Herausforderungen bei der Erfüllung der DPP-Anforderungen
Gerade in der Elektronikbranche kann die bevorstehende Ära des EU-Digitalen Produktpasses tiefgreifende Veränderungen anstoßen. Die Elektronikindustrie ist in den letzten Jahrzehnten rasant gewachsen — und mit ihr die Menge an Elektronikschrott. Tatsächlich gilt Elektronik weltweit als der am schnellsten wachsende Abfallstrom. Im Jahr 2021 wurden 57,4 Millionen Tonnen Elektroschrott produziert. (Nur etwa 20 % des Elektroschrotts werden recycelt.)
Diese ausrangierten Handys, Laptops, Smart Devices und zahllose andere Geräte landen letztlich auf Deponien oder werden verbrannt, wodurch gefährliche Stoffe freigesetzt werden. Kurz gesagt: Die Elektronikindustrie ist traditionell linear organisiert — mit stetig wachsendem Abfall. Da nur wenig recycelt wird, verschärfen diese Abfälle die ökologischen und logistischen Probleme für Menschen und Behörden.
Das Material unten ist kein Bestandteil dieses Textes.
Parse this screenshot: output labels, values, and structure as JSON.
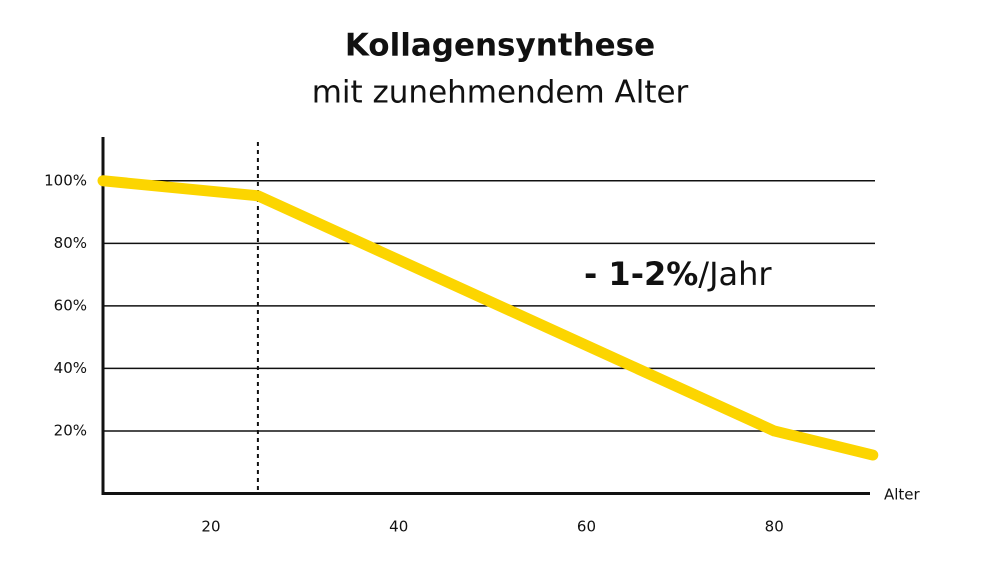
{
  "chart_data": {
    "type": "line",
    "title": "Kollagensynthese",
    "subtitle": "mit zunehmendem Alter",
    "x_label": "Alter",
    "annotation": {
      "strong": "- 1-2%",
      "rest": "/Jahr"
    },
    "x": [
      8.5,
      25,
      80,
      90.5
    ],
    "values": [
      100,
      95.2,
      20,
      12.3
    ],
    "color": "#fcd500",
    "reference_line_x": 25,
    "xlim": [
      8.5,
      91
    ],
    "xticks": [
      20,
      40,
      60,
      80
    ],
    "ylim": [
      0,
      114
    ],
    "yticks": [
      {
        "value": 20,
        "label": "20%"
      },
      {
        "value": 40,
        "label": "40%"
      },
      {
        "value": 60,
        "label": "60%"
      },
      {
        "value": 80,
        "label": "80%"
      },
      {
        "value": 100,
        "label": "100%"
      }
    ],
    "grid": true
  }
}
Um DPP-konform zu agieren und nachhaltige Fertigung zu belegen, müssen Elektronikhersteller umdenken: Statt einer linearen Lieferkette sind Kreislauflösungen gefordert. Zirkularität—die Fähigkeit eines Produkts oder Rohstoffes, wiederverwendet, recycelt oder regeneriert zu werden—hat in den letzten Jahren stark an Bedeutung gewonnen. Die Elektronikbranche muss Strategien entwickeln, die eine Nutzung über mehrere Lebenszyklen ermöglichen. So sollten vorausschauende Hersteller bereits heute mehr Recyclingmaterial in neue Produkte integrieren und Systeme für deren Recycling am Produktlebensende (EOL) etablieren.
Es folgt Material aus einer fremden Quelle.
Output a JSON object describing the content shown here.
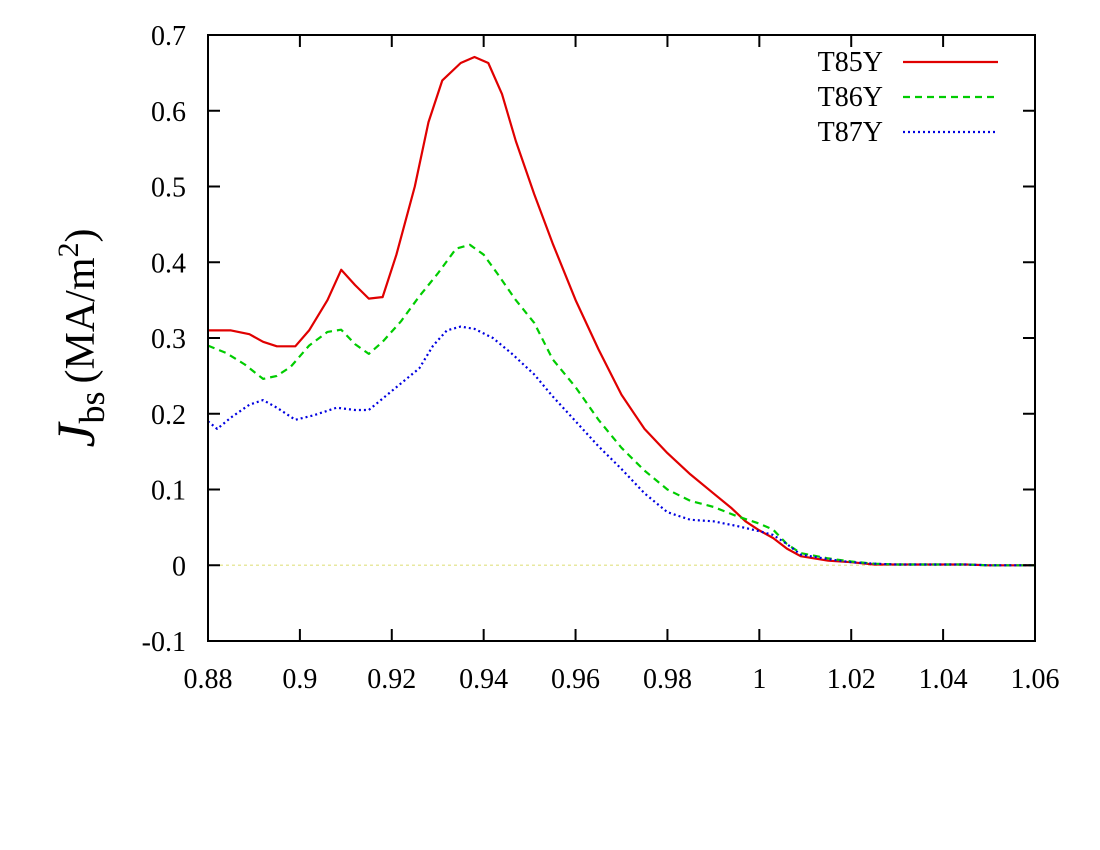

Der Wechsel von einer rein linearen zu einer zirkulären Lieferkette ist ein entscheidender Hebel für mehr Nachhaltigkeit. Die Transformation wird jedoch nicht einfach. Elektronikanbieter und Technologiefirmen profitieren von linearer Logik, da ausrangierte, funktionsunfähige oder obsolete Geräte einen kontinuierlichen Ersatzbedarf erzeugen. Der stete Wunsch nach modernen Geräten bewirkt hohe Umsätze.
Der Wandel hin zu mehr Lieferkettennachhaltigkeit verlangt einen grundlegenden Paradigmenwechsel: Unternehmen müssen recycelte Materialien verwenden, und Verbraucher:innen Produkte länger nutzen. Durch die geschaffene Transparenz zu den einzelnen Aspekten der Produktentstehung und Nachhaltigkeit kann der DPP entscheidend dazu beitragen, dieses Umdenken branchenweit zu beschleunigen.
Woher bekommen Sie die Daten für einen Digitalen Produktpass?
Die Einführung des DPP in der EU zwingt zahlreiche Unternehmen mit Geschäft in Europa dazu, ihre Datenerfassungs-Infrastruktur deutlich auszubauen. Lieferkettentransparenz und professionelles Lieferkettenmanagement werden für alle, die die neuen Vorgaben erfüllen, behördliche und kundenseitige Erwartungen adressieren und im Zeitalter nachprüfbarer Nachhaltigkeit weiterhin erfolgreich sein wollen, unverzichtbar.